Columnistas
La cumbia
En su coreografía es evidente la matriz española y más concretamente la contradanza, la versión peninsular de la contredanse francesa del siglo XVIII, que pronto se propagó por los dominios caribeños del imperio español.
El miércoles tuve la suerte de asistir a una demostración del arte de La Palma Africana, la Escuela de danza de Barranquilla, que me dio mucha luz sobre el origen de la cumbia. Hasta cuando los vi bailar en una de las salas de actos de La Parcería de Madrid, pensaba que este baile, el más universal de todos los generados en Colombia, tenía origen africano.
Pero después de verlos, a ellas con sus coloridos trajes de amplias faldas que les llegan hasta el suelo y a ellos vestidos enteramente de blanco, con sus pañuelos rojos y sus sombreros costeños, caí en la cuenta que ese origen tiene que ser matizado. Sobre todo, cuando se tiene delante una interpretación tan clásica, tan ortodoxa, de este baile y esta música excepcionales como la ofrecida en esta ocasión por los barranquilleros.
La cumbia es africana, pero no solo africana. En su coreografía es evidente la matriz española y más concretamente la contradanza, la versión peninsular de la contredanse francesa del siglo XVIII, que pronto se propagó por los dominios caribeños del imperio español. En Cuba la apropiación y reelaboración de este modelo dio lugar al danzón y en Cartagena de Indias a la cumbia. Y en ambos tuvo un papel decisivo el legado cultural africano. Que se nota en el empleo de los tambores, que imponen el ritmo que tensa la muy medida coreografía heredada de la contradanza y le da esa sonoridad grave que tan bien contrasta con la aguda de la gaita o de la flauta. Las maracas acentúan el sesgo aborigen.
El entusiasmo que me produjo el espectáculo me alcanzó hasta el punto de imaginar cómo fue que nació la cumbia en la Cartagena dieciochesca.
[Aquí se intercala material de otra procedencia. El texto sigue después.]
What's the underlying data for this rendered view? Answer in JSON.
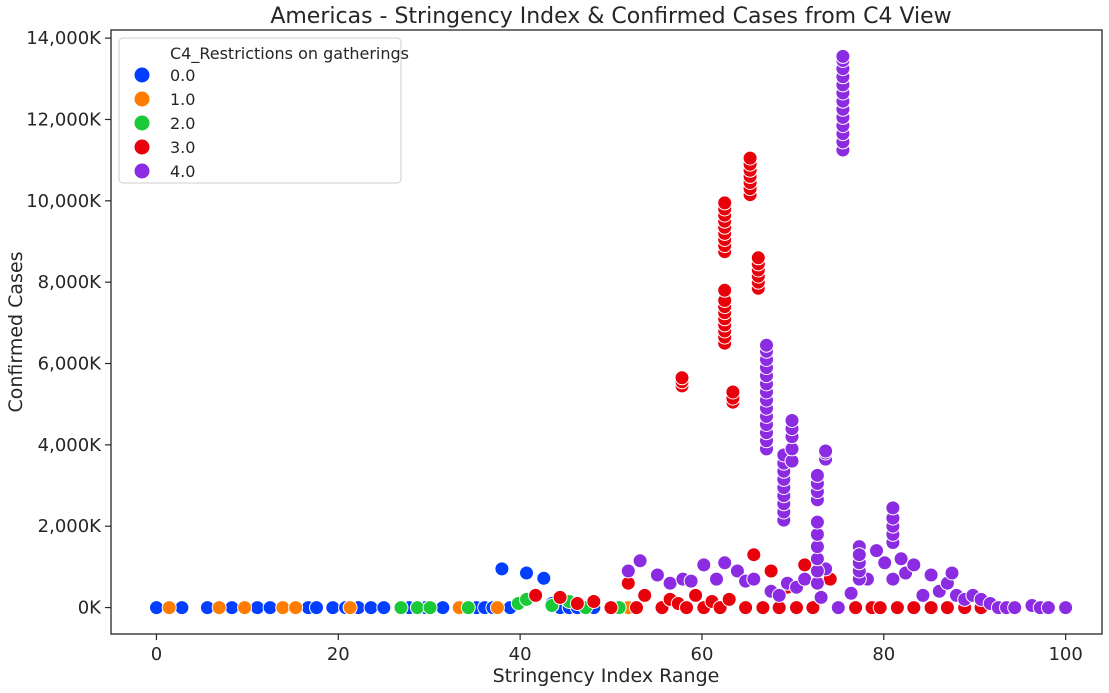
{
  "colors": {
    "0.0": "#023eff",
    "1.0": "#ff7c00",
    "2.0": "#1ac938",
    "3.0": "#e8000b",
    "4.0": "#8b2be2",
    "axes": "#262626",
    "background": "#ffffff"
  },
  "chart_data": {
    "type": "scatter",
    "title": "Americas - Stringency Index & Confirmed Cases from C4 View",
    "xlabel": "Stringency Index Range",
    "ylabel": "Confirmed Cases",
    "xlim": [
      -5,
      104
    ],
    "ylim": [
      -650,
      14200
    ],
    "y_unit": "K",
    "x_ticks": [
      0,
      20,
      40,
      60,
      80,
      100
    ],
    "x_tick_labels": [
      "0",
      "20",
      "40",
      "60",
      "80",
      "100"
    ],
    "y_ticks": [
      0,
      2000,
      4000,
      6000,
      8000,
      10000,
      12000,
      14000
    ],
    "y_tick_labels": [
      "0K",
      "2,000K",
      "4,000K",
      "6,000K",
      "8,000K",
      "10,000K",
      "12,000K",
      "14,000K"
    ],
    "grid": false,
    "legend": {
      "title": "C4_Restrictions on gatherings",
      "placement": "top-left",
      "entries": [
        "0.0",
        "1.0",
        "2.0",
        "3.0",
        "4.0"
      ]
    },
    "series": [
      {
        "name": "0.0",
        "points": [
          [
            0,
            0
          ],
          [
            2.8,
            0
          ],
          [
            5.6,
            0
          ],
          [
            8.3,
            0
          ],
          [
            11.1,
            0
          ],
          [
            12.5,
            0
          ],
          [
            13.9,
            0
          ],
          [
            16.7,
            0
          ],
          [
            17.6,
            0
          ],
          [
            19.4,
            0
          ],
          [
            20.8,
            0
          ],
          [
            22.2,
            0
          ],
          [
            23.6,
            0
          ],
          [
            25,
            0
          ],
          [
            27.8,
            0
          ],
          [
            29.6,
            0
          ],
          [
            31.5,
            0
          ],
          [
            33.3,
            0
          ],
          [
            35.2,
            0
          ],
          [
            36.1,
            0
          ],
          [
            37,
            0
          ],
          [
            38,
            950
          ],
          [
            38.9,
            0
          ],
          [
            40.7,
            850
          ],
          [
            42.6,
            720
          ],
          [
            43.5,
            100
          ],
          [
            44.4,
            0
          ],
          [
            45.4,
            0
          ],
          [
            46.3,
            0
          ],
          [
            48.1,
            0
          ],
          [
            50,
            0
          ]
        ]
      },
      {
        "name": "1.0",
        "points": [
          [
            1.4,
            0
          ],
          [
            6.9,
            0
          ],
          [
            9.7,
            0
          ],
          [
            13.9,
            0
          ],
          [
            15.3,
            0
          ],
          [
            21.3,
            0
          ],
          [
            33.3,
            0
          ],
          [
            37.5,
            0
          ],
          [
            51.9,
            0
          ]
        ]
      },
      {
        "name": "2.0",
        "points": [
          [
            26.9,
            0
          ],
          [
            28.7,
            0
          ],
          [
            30.1,
            0
          ],
          [
            34.3,
            0
          ],
          [
            39.8,
            100
          ],
          [
            40.7,
            200
          ],
          [
            43.5,
            50
          ],
          [
            45.4,
            150
          ],
          [
            47.2,
            0
          ],
          [
            50.9,
            0
          ]
        ]
      },
      {
        "name": "3.0",
        "points": [
          [
            41.7,
            300
          ],
          [
            44.4,
            250
          ],
          [
            46.3,
            100
          ],
          [
            48.1,
            150
          ],
          [
            50,
            0
          ],
          [
            51.9,
            600
          ],
          [
            52.8,
            0
          ],
          [
            53.7,
            300
          ],
          [
            55.6,
            0
          ],
          [
            56.5,
            200
          ],
          [
            57.4,
            100
          ],
          [
            58.3,
            0
          ],
          [
            59.3,
            300
          ],
          [
            60.2,
            0
          ],
          [
            61.1,
            150
          ],
          [
            62,
            0
          ],
          [
            63,
            200
          ],
          [
            64.8,
            0
          ],
          [
            65.7,
            1300
          ],
          [
            66.7,
            0
          ],
          [
            67.6,
            900
          ],
          [
            68.5,
            0
          ],
          [
            69.4,
            500
          ],
          [
            70.4,
            0
          ],
          [
            71.3,
            1050
          ],
          [
            72.2,
            0
          ],
          [
            73.1,
            250
          ],
          [
            74.1,
            700
          ],
          [
            75,
            0
          ],
          [
            76.9,
            0
          ],
          [
            78.7,
            0
          ],
          [
            79.6,
            0
          ],
          [
            81.5,
            0
          ],
          [
            83.3,
            0
          ],
          [
            85.2,
            0
          ],
          [
            87,
            0
          ],
          [
            88.9,
            0
          ],
          [
            90.7,
            0
          ],
          [
            92.6,
            0
          ],
          [
            57.8,
            5450
          ],
          [
            57.8,
            5550
          ],
          [
            57.8,
            5650
          ],
          [
            62.5,
            6500
          ],
          [
            62.5,
            6650
          ],
          [
            62.5,
            6800
          ],
          [
            62.5,
            6950
          ],
          [
            62.5,
            7100
          ],
          [
            62.5,
            7250
          ],
          [
            62.5,
            7400
          ],
          [
            62.5,
            7550
          ],
          [
            62.5,
            7800
          ],
          [
            62.5,
            8750
          ],
          [
            62.5,
            8900
          ],
          [
            62.5,
            9050
          ],
          [
            62.5,
            9200
          ],
          [
            62.5,
            9350
          ],
          [
            62.5,
            9500
          ],
          [
            62.5,
            9650
          ],
          [
            62.5,
            9800
          ],
          [
            62.5,
            9950
          ],
          [
            63.4,
            5050
          ],
          [
            63.4,
            5150
          ],
          [
            63.4,
            5300
          ],
          [
            65.3,
            10150
          ],
          [
            65.3,
            10300
          ],
          [
            65.3,
            10450
          ],
          [
            65.3,
            10600
          ],
          [
            65.3,
            10750
          ],
          [
            65.3,
            10900
          ],
          [
            65.3,
            11050
          ],
          [
            66.2,
            7850
          ],
          [
            66.2,
            8000
          ],
          [
            66.2,
            8150
          ],
          [
            66.2,
            8300
          ],
          [
            66.2,
            8450
          ],
          [
            66.2,
            8600
          ]
        ]
      },
      {
        "name": "4.0",
        "points": [
          [
            51.9,
            900
          ],
          [
            53.2,
            1150
          ],
          [
            55.1,
            800
          ],
          [
            56.5,
            600
          ],
          [
            57.9,
            700
          ],
          [
            58.8,
            650
          ],
          [
            60.2,
            1050
          ],
          [
            61.6,
            700
          ],
          [
            62.5,
            1100
          ],
          [
            63.9,
            900
          ],
          [
            64.8,
            650
          ],
          [
            65.7,
            700
          ],
          [
            67.6,
            400
          ],
          [
            68.5,
            300
          ],
          [
            69.4,
            600
          ],
          [
            70.4,
            500
          ],
          [
            71.3,
            700
          ],
          [
            73.1,
            250
          ],
          [
            73.6,
            950
          ],
          [
            75,
            0
          ],
          [
            76.4,
            350
          ],
          [
            77.3,
            1500
          ],
          [
            78.2,
            700
          ],
          [
            79.2,
            1400
          ],
          [
            80.1,
            1100
          ],
          [
            81,
            700
          ],
          [
            81.9,
            1200
          ],
          [
            82.4,
            850
          ],
          [
            83.3,
            1050
          ],
          [
            84.3,
            300
          ],
          [
            85.2,
            800
          ],
          [
            86.1,
            400
          ],
          [
            87,
            600
          ],
          [
            87.5,
            850
          ],
          [
            88,
            300
          ],
          [
            88.9,
            200
          ],
          [
            89.8,
            300
          ],
          [
            90.7,
            200
          ],
          [
            91.7,
            100
          ],
          [
            92.6,
            0
          ],
          [
            93.5,
            0
          ],
          [
            94.4,
            0
          ],
          [
            96.3,
            50
          ],
          [
            97.2,
            0
          ],
          [
            98.1,
            0
          ],
          [
            100,
            0
          ],
          [
            75.5,
            11250
          ],
          [
            75.5,
            11450
          ],
          [
            75.5,
            11650
          ],
          [
            75.5,
            11850
          ],
          [
            75.5,
            12050
          ],
          [
            75.5,
            12250
          ],
          [
            75.5,
            12450
          ],
          [
            75.5,
            12650
          ],
          [
            75.5,
            12850
          ],
          [
            75.5,
            13050
          ],
          [
            75.5,
            13250
          ],
          [
            75.5,
            13450
          ],
          [
            75.5,
            13550
          ],
          [
            67.1,
            3900
          ],
          [
            67.1,
            4100
          ],
          [
            67.1,
            4300
          ],
          [
            67.1,
            4500
          ],
          [
            67.1,
            4700
          ],
          [
            67.1,
            4900
          ],
          [
            67.1,
            5100
          ],
          [
            67.1,
            5300
          ],
          [
            67.1,
            5500
          ],
          [
            67.1,
            5700
          ],
          [
            67.1,
            5900
          ],
          [
            67.1,
            6100
          ],
          [
            67.1,
            6300
          ],
          [
            67.1,
            6450
          ],
          [
            69,
            2150
          ],
          [
            69,
            2350
          ],
          [
            69,
            2550
          ],
          [
            69,
            2750
          ],
          [
            69,
            2950
          ],
          [
            69,
            3150
          ],
          [
            69,
            3350
          ],
          [
            69,
            3550
          ],
          [
            69,
            3750
          ],
          [
            69.9,
            3600
          ],
          [
            69.9,
            3900
          ],
          [
            69.9,
            4200
          ],
          [
            69.9,
            4400
          ],
          [
            69.9,
            4600
          ],
          [
            72.7,
            600
          ],
          [
            72.7,
            900
          ],
          [
            72.7,
            1200
          ],
          [
            72.7,
            1500
          ],
          [
            72.7,
            1800
          ],
          [
            72.7,
            2100
          ],
          [
            72.7,
            2650
          ],
          [
            72.7,
            2850
          ],
          [
            72.7,
            3050
          ],
          [
            72.7,
            3250
          ],
          [
            73.6,
            3650
          ],
          [
            73.6,
            3800
          ],
          [
            73.6,
            3850
          ],
          [
            77.3,
            700
          ],
          [
            77.3,
            900
          ],
          [
            77.3,
            1100
          ],
          [
            77.3,
            1300
          ],
          [
            81,
            1600
          ],
          [
            81,
            1800
          ],
          [
            81,
            2000
          ],
          [
            81,
            2200
          ],
          [
            81,
            2450
          ]
        ]
      }
    ]
  }
}
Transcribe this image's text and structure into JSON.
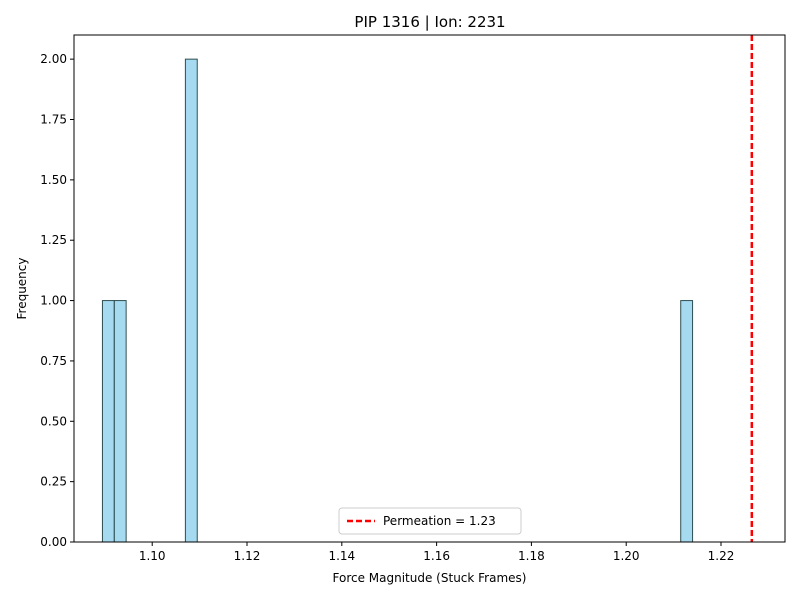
{
  "chart_data": {
    "type": "bar",
    "title": "PIP 1316 | Ion: 2231",
    "xlabel": "Force Magnitude (Stuck Frames)",
    "ylabel": "Frequency",
    "xlim": [
      1.0835,
      1.2335
    ],
    "ylim": [
      0,
      2.1
    ],
    "bin_width": 0.0025,
    "bars": [
      {
        "x0": 1.0895,
        "x1": 1.092,
        "value": 1
      },
      {
        "x0": 1.092,
        "x1": 1.0945,
        "value": 1
      },
      {
        "x0": 1.107,
        "x1": 1.1095,
        "value": 2
      },
      {
        "x0": 1.2115,
        "x1": 1.214,
        "value": 1
      }
    ],
    "x_ticks": [
      1.1,
      1.12,
      1.14,
      1.16,
      1.18,
      1.2,
      1.22
    ],
    "x_tick_labels": [
      "1.10",
      "1.12",
      "1.14",
      "1.16",
      "1.18",
      "1.20",
      "1.22"
    ],
    "y_ticks": [
      0,
      0.25,
      0.5,
      0.75,
      1.0,
      1.25,
      1.5,
      1.75,
      2.0
    ],
    "y_tick_labels": [
      "0.00",
      "0.25",
      "0.50",
      "0.75",
      "1.00",
      "1.25",
      "1.50",
      "1.75",
      "2.00"
    ],
    "vline": {
      "x": 1.2265,
      "label": "Permeation = 1.23",
      "color": "#ff0000",
      "style": "dashed"
    },
    "bar_color": "#87ceeb",
    "bar_edge_color": "#2f4f4f",
    "legend_position": "lower-center",
    "grid": false
  }
}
Cuando en las alegres festividades de los cabildos afros, hubo músicos y bailarines que decidieron apropiarse del baile que por entonces estaban de moda en los salones palaciegos, donde se divertían los funcionarios coloniales, los traficantes de esclavos y los ricos comerciantes peninsulares e interpretarlo a su manera.
Lo hicieron en los barracones y en las calles y plazas sin empedrado del barrio de Getsemaní, vistiendo sus mejores galas e iluminándose con antorchas o velones a falta de las lámparas que iluminaban los salones de sus amos. Fue y es un ejemplo muy notable de lo que Fernando Ortiz llamó la transculturación. Que aún sigue, como lo demuestran las originales transformaciones que durante el último medio siglo ha experimentado la cumbia desde México hasta la Argentina.